Şehirlerde insanlara benzer. Hayatı hem yaşarlar hem yaşatırlar. İşte o şehirlerden biri de Sinop’tur.
Tarihi dokusu, masmavi denizi, insanın içini serinleten havası, güler yüzlü halkı ve tüm doğal güzellikleriyle yaşama sevinci verir.
Bu şehrin merkezine misafirlerimiz otomobilleriyle inebilmeli, ancak yürüyerek gezmelidir. Her semtin sokağında soluklanarak yol almalı. Tarihi binaları, abideleri yakından görülmelidir. Yokuşları aheste aheste çıkarak Seyyit Bilal Hazretleri’nin türbesine varmalı, manevi iklimin ferahlatan havasını doya doya içine çekmelidir.
Semtlerin köşesinde, sokakların arasında nice saklı kalmış bilinmeyen hikayelerini öğrenmeliyiz.
Sinop’un sudan yaratıldığını, çevresini bir sarmaşık gibi saran denizle korunduğunu unutmayalım.
Sinop, güzelliğini ince belinden sımsıkı sarılıp sarmalayan denize borçlu. Bu ne sevgi öyle. Sarılmış sımsıkı kem gözlerden saklıyor, aynı zamanda kıskanıyor.
Tarihi kentin güzelliklerini anlatırken trafik ışıklarının olmadığına vurgu yapıyor, övünüyoruz. Bunun bir saygı, hürmet, anlayış, hoşgörü ve nezakete dayandırıldığının farkındayız. İyi tanıtım yolu olduğuna dair pek çok kişi hem fikir.
Bilindiği üzere, geçtiğimiz yıl bu zamanlarda Sinop’a Ramazan Bayramı tatilinde toplam 57 bin 275 araç giriş yaptı.

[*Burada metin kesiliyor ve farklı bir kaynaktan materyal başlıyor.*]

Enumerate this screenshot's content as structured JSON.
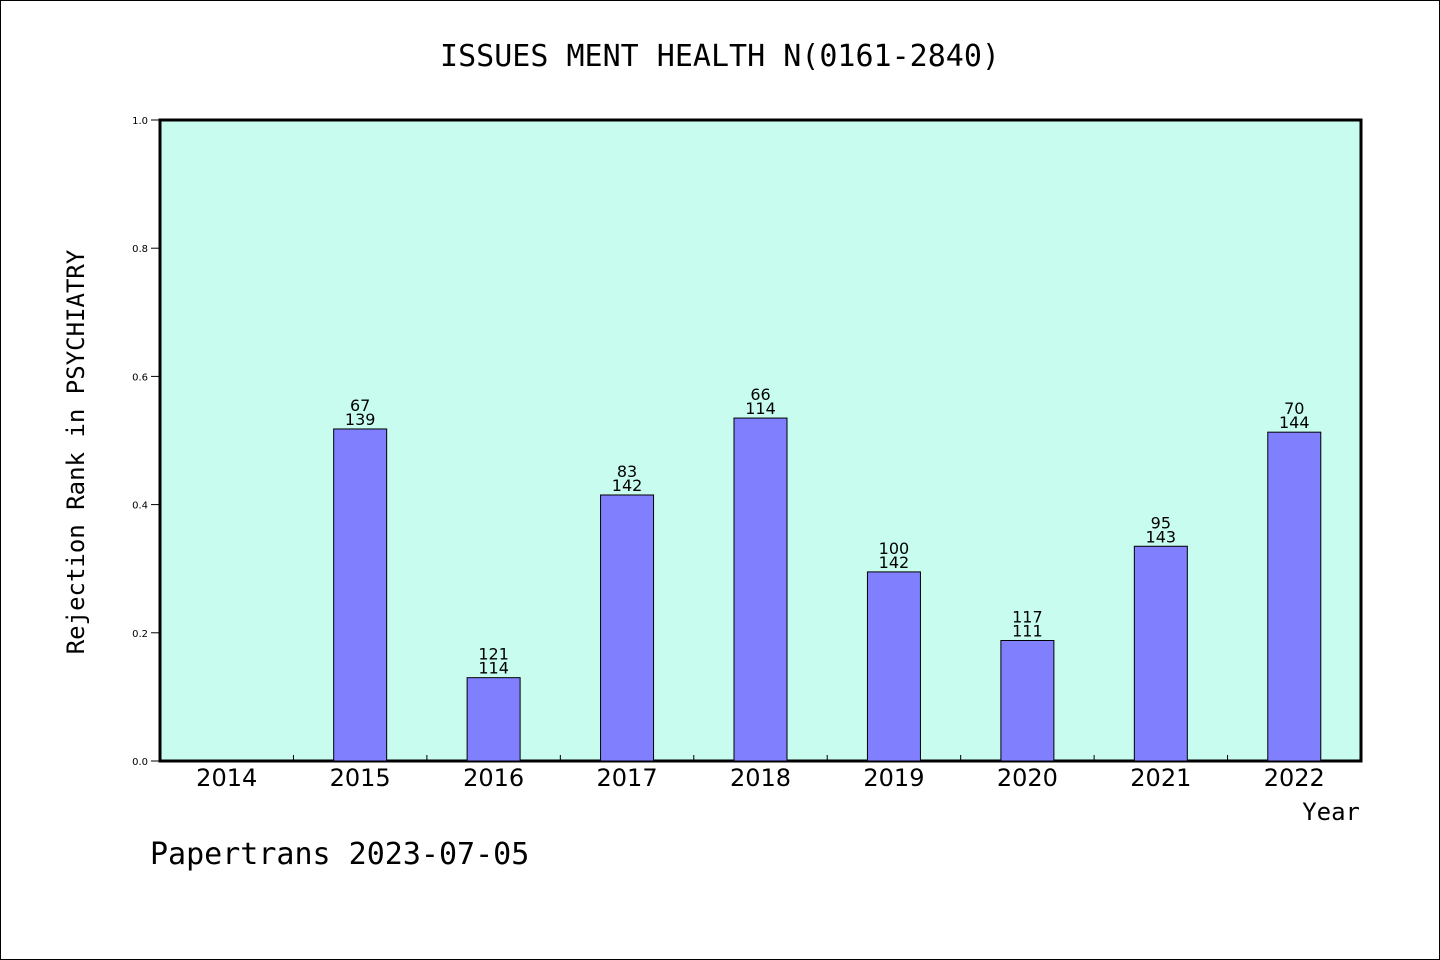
{
  "chart_data": {
    "type": "bar",
    "title": "ISSUES MENT HEALTH N(0161-2840)",
    "xlabel": "Year",
    "ylabel": "Rejection Rank in PSYCHIATRY",
    "categories": [
      "2014",
      "2015",
      "2016",
      "2017",
      "2018",
      "2019",
      "2020",
      "2021",
      "2022"
    ],
    "values": [
      null,
      0.518,
      0.13,
      0.415,
      0.535,
      0.295,
      0.188,
      0.335,
      0.513
    ],
    "label_top": [
      "",
      "67",
      "121",
      "83",
      "66",
      "100",
      "117",
      "95",
      "70"
    ],
    "label_bottom": [
      "",
      "139",
      "114",
      "142",
      "114",
      "142",
      "111",
      "143",
      "144"
    ],
    "ylim": [
      0,
      1.0
    ],
    "yticks": [
      "0.0",
      "0.2",
      "0.4",
      "0.6",
      "0.8",
      "1.0"
    ],
    "grid": false,
    "legend": "none",
    "colors": {
      "plot_background": "#c8fcee",
      "bar_fill": "#8080ff",
      "bar_stroke": "#000000"
    }
  },
  "footer": {
    "text": "Papertrans 2023-07-05"
  }
}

Sinop merkezde trafik yer yer durma noktasına geldi. Bayram süresince otoparklarda yer bulmak imkansız oldu.
Biraz olsun trafiği rahatlatmak adına Sinop’un merkezine büyük araçların girmesine izin verilmedi. Tur için kente gelen büyük otobüsler bile il girişinde bulunan otoparklarda bekletildi.
Araç trafiği çilesinin yanı sıra Sinop’taki otel, motel ve pansiyonlarda yer bulmak zorlaştı. Duyarlı Sinoplu vatandaşların evlerini bir süreliğine pansiyon olarak vermesi, gelen misafirlerin konaklama ihtiyacını bir nebze de olsa karşıladı. Sorunu kökten çözmedi ise de tepkileri dindirmeye yetti.

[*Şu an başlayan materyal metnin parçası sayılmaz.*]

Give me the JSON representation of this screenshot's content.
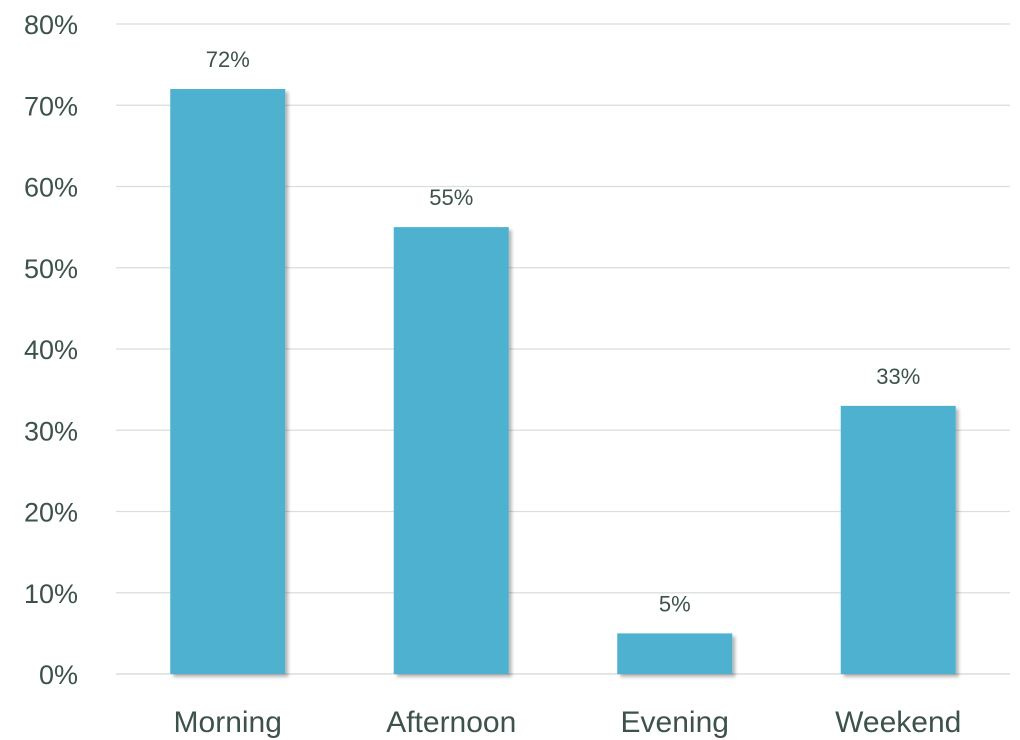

Siyasetçilerimiz geçtiğimiz yıldan bu yana Sinop’u marka şehir yapmaktan söz ediyor. Çok iddialı bir çıkış. Ama olmayacak da değil yani.
O günden beri bu sorunu çözmeye yönelik gerek siyasetçilerimizden gerekse kentin yerel otoriterleri tarafından hangi adımlar atıldı?
Bu adımların neler olduğu bilgisine sahip olmaları Sinop sevdalısı vatandaşlarımızın hakkı olduğunu düşünüyoruz.
İnsanlarımız yaşadıkları mega şehirlerden hasretiyle yandıkları memleketlerine biran evvel varmak, kavuşmak, özlemle sarılmak, sevgiyle kucaklamak için büyük heyecanlarla sabahın erken saatlerinde yollara düşüyor.
Trafiğin akıl almaz eziyetini henüz çıktığı yollarda yaşamaya başlıyor.
Hayallerinde, ait olduklarını bildikleri kentin bin bir çeşit güzelliklerini yaşıyorlar iken, güzel şehre girişlerinde bir çile de biz çektirmeyelim.